Monday, April 5, 2010


Have you ever looked at a recipe and thought, there is no way in hell I'm going to be able to make that with out screwing something up? That thought had always crossed my mind whenever I contemplated making choux pastry or cream puff dough. I tend to stay away from tricky recipes and this one made me nervous because it used 10 to 12 eggs. That would be a lot of wasted eggs if I messed up the recipe.

The tricky parts to this recipe were; first I had to make sure I didn't overcook the mixture as it could separate and turn red, then I had to make sure the mixture had cooled slightly before I added the eggs or they would cook and ruin the dough.

But I thought it was time to be a big girl and face my fears of making cream puff pasty.

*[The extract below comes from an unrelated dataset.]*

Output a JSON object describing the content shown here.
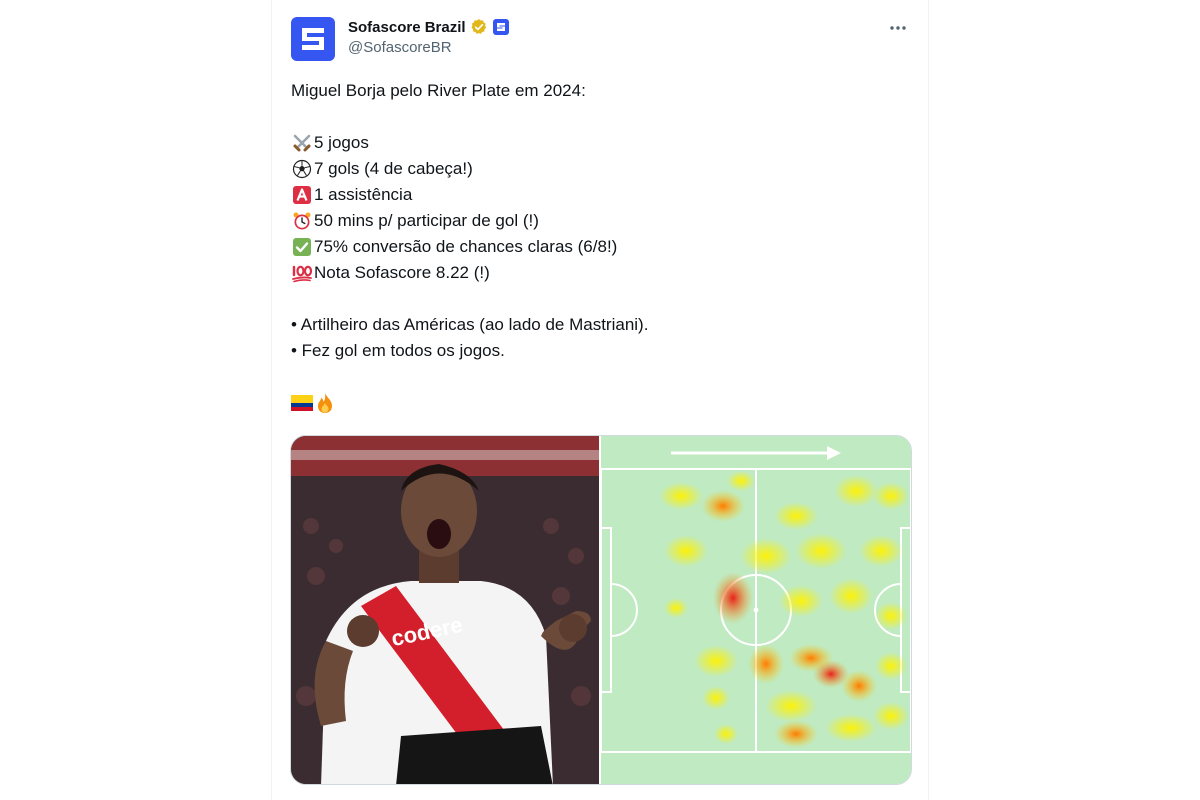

I scanned the recipe and didn't like this part of the direction. " Begin beating the paste at medium-low speed to release some steam and to allow it to cool somewhat. This is very important because the eggs will begin cooking if they are added while the paste is too hot."

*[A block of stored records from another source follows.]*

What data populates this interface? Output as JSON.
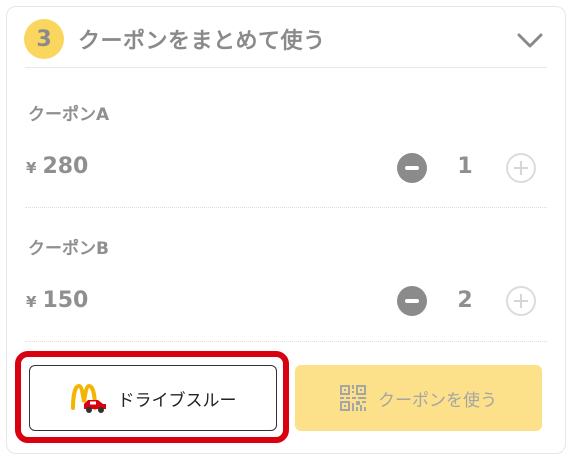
{
  "section": {
    "step_number": "3",
    "title": "クーポンをまとめて使う",
    "chevron_icon": "chevron-down-icon"
  },
  "coupons": [
    {
      "name": "クーポンA",
      "currency": "¥",
      "price": "280",
      "quantity": "1"
    },
    {
      "name": "クーポンB",
      "currency": "¥",
      "price": "150",
      "quantity": "2"
    }
  ],
  "actions": {
    "drive_thru_label": "ドライブスルー",
    "drive_thru_icon": "mcdonalds-drive-thru-icon",
    "use_coupon_label": "クーポンを使う",
    "use_coupon_icon": "qr-code-icon"
  },
  "colors": {
    "accent_yellow": "#fbd65f",
    "button_yellow": "#fde08a",
    "highlight_red": "#d9000f",
    "text_gray": "#8f8f8f"
  }
}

Okay, I get that part, but what temperature is "cool somewhat?"

 I cheeked out another cookbook. "Essentials of Baking"

According to this cookbook, the magic temperature is 140 degrees.

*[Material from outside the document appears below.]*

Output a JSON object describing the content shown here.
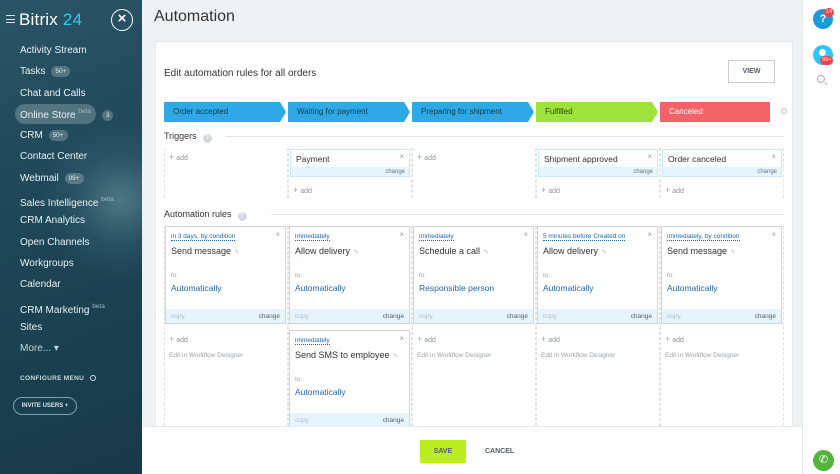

This recipe only took 4 eggs instead of 10-12. Hmm, since this was the first time I was making cream puff dough and there was a chance I could mess it up, I wondered, should I use the one that called for 10-12 eggs or the one that only used 4 eggs.

Of course I used the one that only took 4. Duh.

So with Hubby's help as the photographer, because I can't mix and take pictures at the same time and really if I could do that then I would be like a super hero and I would probably be out saving the world instead of baking. So as a non-super hero, I put on my apron and got down to business.

Here's the main thing I learned when I made this recipe. It's never a good idea to work out your arms with weights the same day you plan on hand mixing 4 eggs vigorously into a thick batter. It's also not a good idea to do this while wearing a sweater in an overheated house. Only do this if you want to torture yourself.

Yes, I'll admit it, I was tempted to let Hubby do the mixing, but it was my recipe and I was going to do it even if that meant I was close to sweating blood. Well, not really, but it did feel like my arms were going to fall off.

But let's start from the beginning. Before any eggs were added, I had to combine milk; water, butter and salt into a pan set it on medium heat. Once the butter melted and it came to a boil,

I removed the pan from the heat, mixed in the flour vigorously and return the pan to medium heat. My arms were fine at this point. I'm not in that bad of shape.

Once the mixture formed a ball,

I removed the pan from the heat and waited until it came to the magic temperature of 140 degrees. At that temperature, the mixture still felt too hot, but I trusted the cookbook and dumped in the whisked egg. The egg didn't cook so the mixture must have been cooled enough.

After nearly killing my arms, here is what it looked like after 4 eggs were mixed into it.

The recipe said to pipe 1 teaspoon of dough onto parchment paper for the profiteroles (small cream puffs), which I did, but they came out really small. That one in the picture looks like a snail and it was about the same size as one. The second batch I used a tablespoon of batter and they came out bigger.

Look Ma, I did it!

Speaking of my mom, my parents came up for Easter dinner so I decided to fill the small puffs with ice cream and serve them with a warm chocolate sauce also know as profiteroles.

Let's take a moment and talk about this chocolate sauce. If I was in front of a firing squad and was granted one last drink, it would not be a chi tea latte or an ice cold diet Coke-my two favorite drinks, no, it would be a tall glass of this warm chocolate sauce. It was that good.

It was way too easy to make, which means of course, I screwed up a part. I have a habit of doing that. When the milk came to a boil, I poured it over the chocolate chips, waited 30 seconds and stirred it like the directions said, but my chocolate chips didn't completely melt. I added the mostly melted chocolate to the cream, sugar and butter I had warmed up in a pan but it didn't melt all the chocolate like I thought it would.

Can you see the chocolate bits on the spoon?

It was an easy fix-I strained the mixture through a strainer (I'm becoming an expert with this handy tool) and presto-no more chocolate bits in the sauce.